Ne croyez surtout pas Le Monde, qui dans son élan, toujours sur communiqué AFP, titre “annulé”. Comme si c’était la préfecture d’Istanbul qui “annulait” son propre événement.
Non, le gouvernement turc, après avoir largement sollicité la prise de parole de groupes homophobes et nationalistes “amis de l’AKP”, a bien interdit la manifestation, sous le prétexte habituel de “possibles troubles”.
A Orlando on tire à vue, en Turquie on la joue fine, on terrorise.
Voici la réponse du comité d’organisation de la Semaine des Fiertés LGBTI+ Istanbul
La Préfecture d’Istanbul viole ouvertement les droits et les lois.
Nous organisons depuis 2003, la Marche des Fiertés LGBT+ le dernier dimanche du mois de Juin, tous les ans, dans l’avenue Istiklal à Istanbul, afin d’exprimer que, nous ressentons non pas de la honte mais de la fierté de notre existence, ainsi que pour contester contre les violations de nos droits, et pour revendiquer la demande d’un statut légal, de l’égalité et de la liberté.

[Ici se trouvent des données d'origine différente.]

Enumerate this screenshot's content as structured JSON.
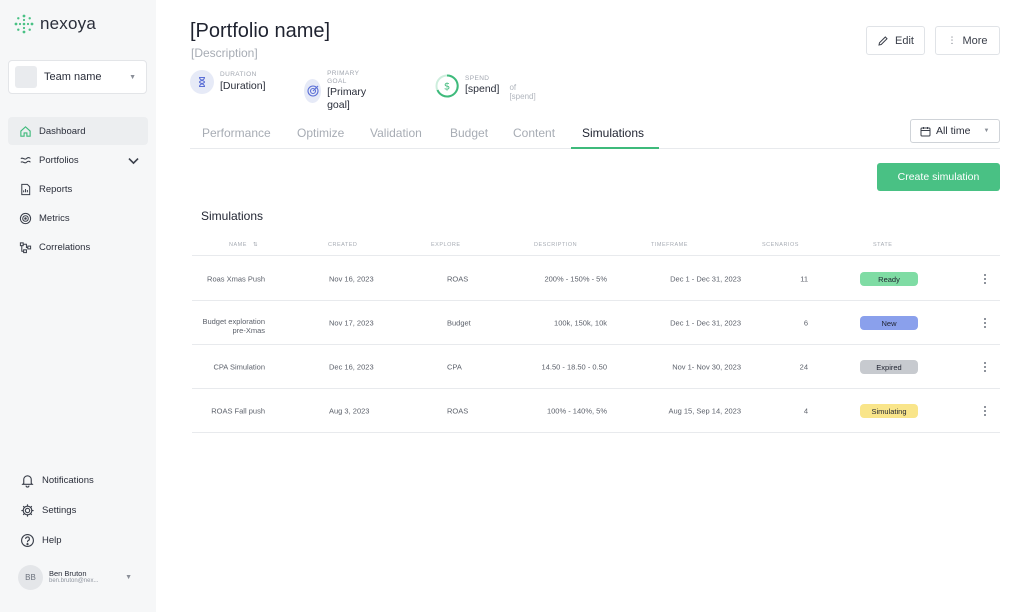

La Préfecture d’Istanbul, a annoncé aujourd’hui (vendredi 17 juin) par un communiqué de presse qu’elle a interdit la marche planifiée pour le 26 juin 2016. La même autorité, avait également essayé d’empêcher l’année dernière, la Marche des Fiertés pour laquelle cent mille personnes étaient attendues, prétextant « les sensibilités de certains groupes dans le cadre du Ramadan », et avait provoqué son lot de blessés (dizaines de personnes). Les images de violence enregistrées avaient trouvé écho dans le monde entier.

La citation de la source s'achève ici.